A group of military lawyers who work at the Guantánamo Bay prison filed a lawsuit Tuesday against the Department of Defense, saying they have been forced to live and work in facilities with dangerous levels of known carcinogens for years.
They charge that the U.S. Navy failed to properly investigate health hazards following reports of unusually high cancer cases among otherwise young and healthy personnel at Camp Justice, the war court complex where legal teams work on the cases of war-on-terror detainees.
The complaint cites the Navy’s “unreasonable delay” in assessing known environmental hazards such as mercury and formaldehyde, and its “arbitrary and capricious determination that … personnel must live and work in contaminated areas of Camp Justice before a proper investigation and appropriate remediation are completed.”
“This really is having a human level impact on people who have signed up to do this work,” said Daniel Small, a partner at Cohen Milstein Sellers & Toll, which is working on the Guantanamo lawyers’ case without charge. “These are soldiers, sailors, Marines who have signed up to do some of the hardest legal work that exists in my opinion in the Department of Defense, and these people deserve better,” he said. “We should be making sure that we are protecting them, taking care of these soldiers who have signed up to a fairly thankless task.”

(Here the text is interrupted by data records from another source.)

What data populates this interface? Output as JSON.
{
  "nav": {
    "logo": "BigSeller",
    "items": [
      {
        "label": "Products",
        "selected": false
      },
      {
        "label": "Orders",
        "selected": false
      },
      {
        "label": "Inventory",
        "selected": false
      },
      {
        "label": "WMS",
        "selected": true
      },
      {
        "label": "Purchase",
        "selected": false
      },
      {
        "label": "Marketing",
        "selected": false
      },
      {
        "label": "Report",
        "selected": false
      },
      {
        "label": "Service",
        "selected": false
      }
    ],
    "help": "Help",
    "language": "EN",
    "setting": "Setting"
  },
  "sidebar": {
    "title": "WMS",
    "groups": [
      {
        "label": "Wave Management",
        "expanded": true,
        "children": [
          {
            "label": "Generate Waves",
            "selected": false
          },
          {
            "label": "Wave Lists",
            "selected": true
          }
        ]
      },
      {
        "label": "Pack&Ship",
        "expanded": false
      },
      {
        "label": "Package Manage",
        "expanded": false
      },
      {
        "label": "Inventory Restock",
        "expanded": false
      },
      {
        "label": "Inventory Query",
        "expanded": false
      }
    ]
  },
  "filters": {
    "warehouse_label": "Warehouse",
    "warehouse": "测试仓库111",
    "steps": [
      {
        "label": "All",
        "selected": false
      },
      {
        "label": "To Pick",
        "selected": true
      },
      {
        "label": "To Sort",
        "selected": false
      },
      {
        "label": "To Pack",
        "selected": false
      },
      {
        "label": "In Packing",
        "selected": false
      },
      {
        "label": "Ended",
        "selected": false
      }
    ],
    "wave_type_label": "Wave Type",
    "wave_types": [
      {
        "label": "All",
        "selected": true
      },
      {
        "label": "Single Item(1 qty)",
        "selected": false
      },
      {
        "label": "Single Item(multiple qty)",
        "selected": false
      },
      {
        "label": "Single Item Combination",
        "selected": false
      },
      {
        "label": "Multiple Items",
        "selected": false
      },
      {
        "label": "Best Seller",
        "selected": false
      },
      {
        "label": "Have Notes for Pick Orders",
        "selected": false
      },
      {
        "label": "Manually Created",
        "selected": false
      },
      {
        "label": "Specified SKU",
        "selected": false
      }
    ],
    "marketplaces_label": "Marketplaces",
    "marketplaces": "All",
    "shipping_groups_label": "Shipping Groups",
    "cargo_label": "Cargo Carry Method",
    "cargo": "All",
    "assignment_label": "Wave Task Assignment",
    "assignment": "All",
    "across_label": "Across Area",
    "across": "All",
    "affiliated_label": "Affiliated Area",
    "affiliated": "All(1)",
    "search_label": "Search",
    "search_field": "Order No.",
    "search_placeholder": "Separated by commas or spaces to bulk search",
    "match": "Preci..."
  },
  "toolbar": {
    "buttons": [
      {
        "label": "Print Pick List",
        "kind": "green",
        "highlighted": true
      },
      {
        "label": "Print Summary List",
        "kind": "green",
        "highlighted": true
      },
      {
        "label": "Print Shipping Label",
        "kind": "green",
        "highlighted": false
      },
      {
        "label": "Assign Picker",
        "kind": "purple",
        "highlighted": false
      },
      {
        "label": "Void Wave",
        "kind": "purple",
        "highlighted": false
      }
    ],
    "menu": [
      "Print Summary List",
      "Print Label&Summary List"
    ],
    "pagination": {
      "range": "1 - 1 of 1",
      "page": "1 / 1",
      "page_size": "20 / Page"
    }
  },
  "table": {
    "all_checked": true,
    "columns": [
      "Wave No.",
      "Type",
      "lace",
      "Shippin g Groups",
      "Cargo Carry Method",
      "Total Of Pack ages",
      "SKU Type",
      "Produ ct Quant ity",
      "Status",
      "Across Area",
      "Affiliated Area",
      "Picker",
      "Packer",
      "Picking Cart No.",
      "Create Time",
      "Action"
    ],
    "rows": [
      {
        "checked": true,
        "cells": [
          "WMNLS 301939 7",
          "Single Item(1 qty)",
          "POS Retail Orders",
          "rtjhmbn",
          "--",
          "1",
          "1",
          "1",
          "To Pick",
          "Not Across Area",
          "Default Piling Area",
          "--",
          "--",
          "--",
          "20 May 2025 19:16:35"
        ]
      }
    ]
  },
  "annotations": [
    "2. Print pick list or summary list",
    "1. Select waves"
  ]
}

The attorneys are asking the Department of Defense to complete the testing and do a proper risk assessment that applies the required health standards. In the meantime, they are asking to live in alternative housing, which they say is abundantly available.
“Our understanding so far is that they have not prioritized this and would rather make hard housing available to other people who come to the base on a temporary basis, contractors and others like that, rather than make a priority the health of the people they’re requiring to be at Camp Justice to defend the detainees,” Small said.